The following article appeared in this morning’s Daily Telegraph. You can read it on the Telegraph’s website by clicking here
The City of London has a proud reputation as a bastion of commercial certainty able to attract investment from every corner of the globe. Indeed it is for this reason that the recent LIBOR, money-laundering, and derivatives’ mis-selling scandals spelt potentially lasting damage to the City, for they chipped away at the key ingredient of London’s success: trust.
Trust that rules, contracts and laws are respected; trust that goal posts won’t be moved; trust that commercial competitors are treated equitably.
It is the same reason why if investors sense that UK policy is governed more by sentiment and the news cycle than by strict rules enforced even-handedly, we shall all be the losers. Fashionable it may be. But banker bashing and public hostility to wealth creation is doing lasting damage to the UK’s economy.
These points were driven home by David Wootton, Lord Mayor of London, when he wrote this summer about a business delegation he led to Russia. With its vast natural resources, that country has enormous potential. But, Wootton observed, it lacks a developed service industry and, most crucially, a predictable investment environment. Russians he spoke to hungrily consumed the message that the rule of law is key in ‘creating the stability, predictability and clarity that business needs’.
Here lie two key lessons for the UK. First, there are enormous markets for our financial and professional services industry to tap; markets that require the expertise we can offer to reach full potential. Second, that our open commercial climate, so carefully nurtured over centuries, is an asset we can ill afford to lose.
Amidst all the fierce debate about the greed of bankers, it is easy to forget what banks actually exist for, what we mean by ‘the City’. Fundamentally, a bank assists companies and individuals in managing their finances. It acts as an intermediary between those who seek capital (expanding businesses, governments wishing to fund services) and those who have surpluses that they wish to enlarge (investors, savers, pension funds). In short, banks circulate money, dispersing it to areas of an economy that require it, and provide the sense of security so crucial to confidence.
The City has grown to provide that role not just for the domestic market, but for the global economy. As a hub for the circulation of money, a centre ruled by English law, people want to do business here. When deals are being struck and money lent, people need lawyers and insurers. They require risk analysts, taxation advisers, fund managers, share dealers. With such a concentration of expertise in one compact geographical area, companies want to be headquartered here. Those companies need accountants, auditors, management consultants and pension advisers. With legally sound deals, insured trading and access to growth capital, businesses large and small have the confidence to expand. City professionals go on to spend money on housing, restaurants, culture, education, domestic services. Many engage in philanthropy, to the enormous and lasting benefit of London’s galleries and museums and charities.

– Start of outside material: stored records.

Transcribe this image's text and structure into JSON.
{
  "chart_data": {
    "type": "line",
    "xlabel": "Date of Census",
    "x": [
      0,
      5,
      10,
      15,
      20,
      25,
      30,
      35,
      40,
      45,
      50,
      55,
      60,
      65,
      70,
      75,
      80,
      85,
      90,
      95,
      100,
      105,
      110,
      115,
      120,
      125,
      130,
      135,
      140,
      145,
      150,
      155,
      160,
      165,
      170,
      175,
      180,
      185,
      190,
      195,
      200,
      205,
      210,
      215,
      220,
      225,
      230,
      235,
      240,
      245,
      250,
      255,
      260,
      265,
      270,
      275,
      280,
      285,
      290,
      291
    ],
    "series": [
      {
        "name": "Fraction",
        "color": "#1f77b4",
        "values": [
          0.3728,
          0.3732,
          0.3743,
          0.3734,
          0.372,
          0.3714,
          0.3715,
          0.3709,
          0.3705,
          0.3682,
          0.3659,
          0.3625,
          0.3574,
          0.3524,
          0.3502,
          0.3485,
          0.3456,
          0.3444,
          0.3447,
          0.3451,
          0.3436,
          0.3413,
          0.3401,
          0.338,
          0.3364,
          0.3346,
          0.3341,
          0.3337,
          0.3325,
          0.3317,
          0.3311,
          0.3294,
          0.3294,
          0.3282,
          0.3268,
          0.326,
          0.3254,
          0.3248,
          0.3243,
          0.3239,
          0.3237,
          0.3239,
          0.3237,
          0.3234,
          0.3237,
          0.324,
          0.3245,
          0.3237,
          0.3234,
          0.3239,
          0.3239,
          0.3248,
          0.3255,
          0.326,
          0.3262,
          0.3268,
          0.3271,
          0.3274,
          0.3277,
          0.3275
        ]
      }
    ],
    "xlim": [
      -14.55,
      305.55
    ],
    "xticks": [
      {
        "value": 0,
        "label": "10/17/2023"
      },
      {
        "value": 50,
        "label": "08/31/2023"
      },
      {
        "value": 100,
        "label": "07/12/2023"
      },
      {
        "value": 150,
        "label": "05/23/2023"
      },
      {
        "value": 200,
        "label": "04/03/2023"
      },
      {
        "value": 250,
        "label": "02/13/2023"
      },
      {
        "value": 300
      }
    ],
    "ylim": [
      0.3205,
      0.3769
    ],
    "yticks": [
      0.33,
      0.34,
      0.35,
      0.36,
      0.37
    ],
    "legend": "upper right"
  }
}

To give some perspective, the financial and associated professional services sector in 2010 contributed 14% to the UK’s GDP, comprised seven per cent of total UK employment (more than two-thirds of it outside London) and contributed £63 billion in tax revenue in 2010/11. The City is not only creating wealth but it is distributing it, principally by directly and indirectly employing millions of people and paying taxes.
Crucially, in financial and professional services, we run a trade surplus of £43bn and one third of financial services’ GDP contribution arises from exports – services provided to overseas clients. So if we want to measure the success of City, we ought not look at the size of bankers’ bonuses but instead at the size of the City fee pool – the revenues generated by bankers, lawyers, accountants, insurers, PR advisers, arbitrators and consultants. It is that fee pool which has huge potential to grow.
Just think of the opportunities. In China, the new rural pension scheme has acquired over 240 million people in only two years – that is more than the number covered by America’s entire social security scheme. As the Chinese economy matures, there will surely be an ever greater demand for private pensions and more dynamic investment products.
Undeniably questions remain about how well our banks have fulfilled their primary function as service providers. The financial crisis uncovered serious regulatory and cultural flaws. But one of the reasons that so many recent scandals seem to have their origins in the City of London is simple: the sheer scale of business conducted here. Regardless, the past four years do not obscure the fact that our economy needs the financial and professional services industry – not as a necessary evil to be tolerated but an absolutely fundamental cog in the functioning of our economy. If we want to know where growth is going to come from, we need look no further than the City’s fee pool.
One last thing: when people talk about weaning ourselves off the City, we might well ask how the Treasury will compensate for the loss in tax revenue while continuing to provide cherished public services. So far, the answer seems to have been to borrow more – an action necessarily facilitated by the City.